As a methodology RTL (register transfer level) has been around for about three decades, and there are many digital design tools that understand it. However, as an approach to digital design it has an underlying assumption that transistors are well-behaved and you can fiddle with gate sizes and implementation to line up timing on a particular (global) clock efficiently.
In the new world of sub-10nm FinFETs, Silicon variability has increased and that means that underlying assumption no longer holds, a chain of RTL logic blocks is only as fast as the weakest link – and a weak link is more likely.
A couple of design approaches work around that problem, a) use body-biasing (FDSOI or CiFETs) to speed up or slow down troublesome cells, or b) use asynchronous design.
If you want to use asynchronous design your choices are limited, the only company successfully deploying asynchronous logic is ETA Compute with their DIAL2 technology. However, there is a secondary problem that an RTL design specification is somewhat sub-optimal since it includes clocks (synchronous FSM), where a purely data-flow description (asynchronous FSM) would be easier to work with all round.
Interestingly the nearest thing to asynchronous FSM descriptions you see floating around today is neural-networks, so one suspects that neural network descriptions will supplant RTL as the medium for low-level hardware descriptions for synthesis.
NB: if you want to verify your asynchronous IC, or even just DVFS, you need a high performance analog simulator.
Asynchronous Design
As part of my MSEE program, I took a course on Asynchronous Sequential Switching Circuits back in the late 1980s. I still have my book by the same name from Stephen Unger. After taking the course I tried to incorporate the techniques into the ECL ASIC I was working on for a project at Tektronix. I was designing a 250 MHz ECL ASIC at a time when the fastest CMOS PCs were running at 25 MHz. When I talked to my graduate advisor, a Tektronix PhD, about the design, he reminded me that the fundamental assumption that made asynchronous design work was that gates delays were significantly longer than net-trace delays. He told me that asynchronous design would not work with the very fast ECL gates that I was using, and we have the similar situation with high speed design today. For asynchronous designs to work, you are going to need a very smart place and route tool to match the important trace delays. I have heard that there is some work going on at the University of Utah on this topic, but I have not had a chance to meet with the professor conducting the research.
The reason clocked logic continues to rule the digital design space is because we have very efficient tools to simulate the logic, check the static timing analysis and capture the functional coverage intent. It is much harder to prove that the timing works on an asynchronous design.
For these reasons, I keep my eye on the asynchronous design space but mastering the placement and skew-controlled routing put me in the skeptic’s camp.
The main problem is that you need to verify the behavior with an analog simulator, since the asynchronous approaches depend heavily on charge transfer, and there may be race conditions.
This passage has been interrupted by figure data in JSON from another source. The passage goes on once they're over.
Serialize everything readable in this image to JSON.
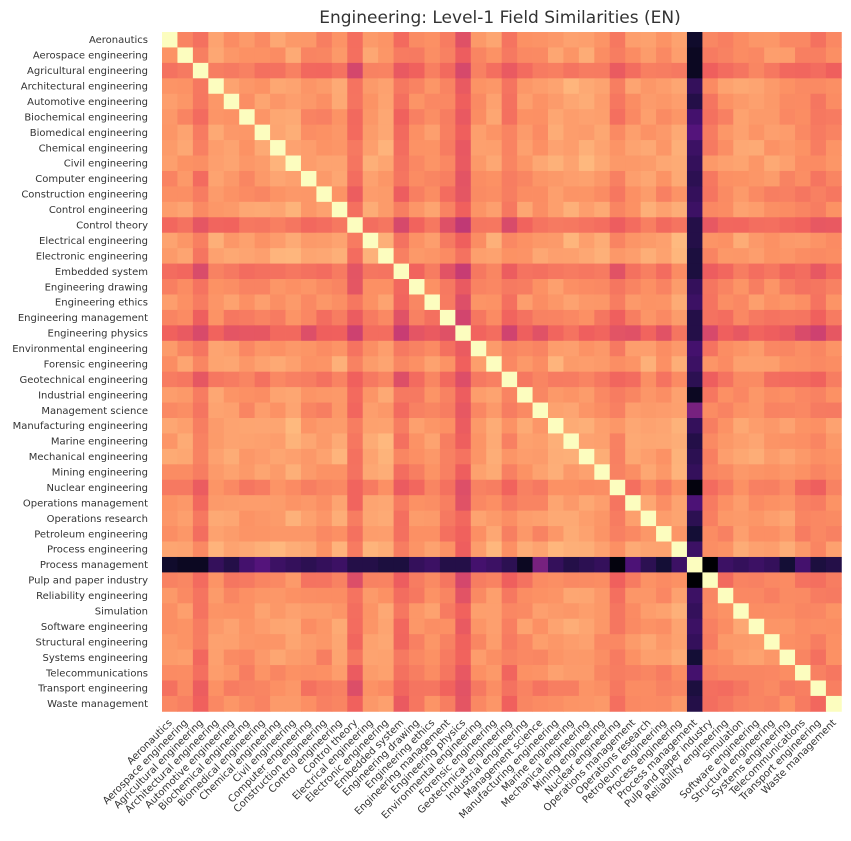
{
  "chart_data": {
    "type": "heatmap",
    "title": "Engineering: Level-1 Field Similarities (EN)",
    "xlabel": "",
    "ylabel": "",
    "colormap": "magma",
    "grid": false,
    "labels": [
      "Aeronautics",
      "Aerospace engineering",
      "Agricultural engineering",
      "Architectural engineering",
      "Automotive engineering",
      "Biochemical engineering",
      "Biomedical engineering",
      "Chemical engineering",
      "Civil engineering",
      "Computer engineering",
      "Construction engineering",
      "Control engineering",
      "Control theory",
      "Electrical engineering",
      "Electronic engineering",
      "Embedded system",
      "Engineering drawing",
      "Engineering ethics",
      "Engineering management",
      "Engineering physics",
      "Environmental engineering",
      "Forensic engineering",
      "Geotechnical engineering",
      "Industrial engineering",
      "Management science",
      "Manufacturing engineering",
      "Marine engineering",
      "Mechanical engineering",
      "Mining engineering",
      "Nuclear engineering",
      "Operations management",
      "Operations research",
      "Petroleum engineering",
      "Process engineering",
      "Process management",
      "Pulp and paper industry",
      "Reliability engineering",
      "Simulation",
      "Software engineering",
      "Structural engineering",
      "Systems engineering",
      "Telecommunications",
      "Transport engineering",
      "Waste management"
    ],
    "diagonal_value": 1.0,
    "off_diagonal_typical": 0.75,
    "row_offsets": [
      0.0,
      0.0,
      -0.06,
      0.02,
      0.01,
      0.0,
      0.01,
      0.02,
      0.03,
      0.0,
      -0.01,
      0.02,
      -0.08,
      0.02,
      0.03,
      -0.07,
      -0.02,
      0.0,
      -0.04,
      -0.12,
      0.0,
      0.02,
      -0.05,
      0.0,
      0.0,
      0.03,
      0.03,
      0.03,
      0.01,
      -0.04,
      0.0,
      0.02,
      0.0,
      0.04,
      0.0,
      -0.04,
      -0.01,
      0.01,
      0.01,
      0.0,
      0.0,
      -0.02,
      -0.04,
      -0.02
    ],
    "outlier_row": "Process management",
    "outlier_values": [
      0.08,
      0.06,
      0.06,
      0.18,
      0.14,
      0.22,
      0.26,
      0.2,
      0.18,
      0.16,
      0.18,
      0.2,
      0.14,
      0.14,
      0.12,
      0.12,
      0.18,
      0.2,
      0.14,
      0.14,
      0.22,
      0.2,
      0.16,
      0.06,
      0.34,
      0.18,
      0.14,
      0.16,
      0.18,
      0.02,
      0.24,
      0.16,
      0.1,
      0.2,
      1.0,
      0.0,
      0.2,
      0.18,
      0.2,
      0.18,
      0.1,
      0.22,
      0.12,
      0.14
    ],
    "vmin": 0.0,
    "vmax": 1.0
  }
}
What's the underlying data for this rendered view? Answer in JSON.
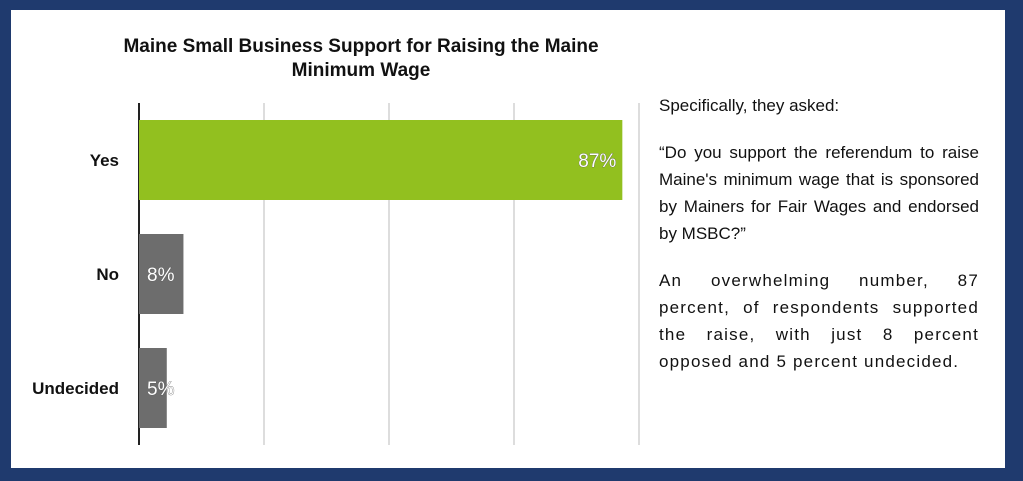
{
  "chart_data": {
    "type": "bar",
    "orientation": "horizontal",
    "title": "Maine Small Business Support for Raising the Maine Minimum Wage",
    "categories": [
      "Yes",
      "No",
      "Undecided"
    ],
    "values": [
      87,
      8,
      5
    ],
    "data_labels": [
      "87%",
      "8%",
      "5%"
    ],
    "xlim": [
      0,
      90
    ],
    "grid": true,
    "xlabel": "",
    "ylabel": ""
  },
  "colors": {
    "background": "#1f3a6e",
    "panel": "#ffffff",
    "yes_bar": "#92c01f",
    "other_bar": "#6d6d6d",
    "gridline": "#bbbbbb"
  },
  "text": {
    "intro": "Specifically, they asked:",
    "question": "“Do you support the referendum to raise Maine's minimum wage that is sponsored by Mainers for Fair Wages and endorsed by MSBC?”",
    "summary": "An overwhelming number, 87 percent, of respondents supported the raise, with just 8 percent opposed and 5 percent undecided."
  }
}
Since nobody likes to do that with SPICE, it requires languages like Verilog-AMS with analog event-driven capability and higher level behavioral modeling. That’s one of the reasons I posted about doing an AMS simulator with Xyce, and using analog simulation techniques for catching CDC errors – getting an asynchronous flow together requires some tool support that isn’t common yet.
SystemVerilog doesn’t work well because it can’t do potential & flow on a wire (voltage and current), only one of them, so modeling the settling of an asynchronous logic circuit accurately is difficult. The statistical modeling methods used for the CDC debug can be applied to asynchronous circuits.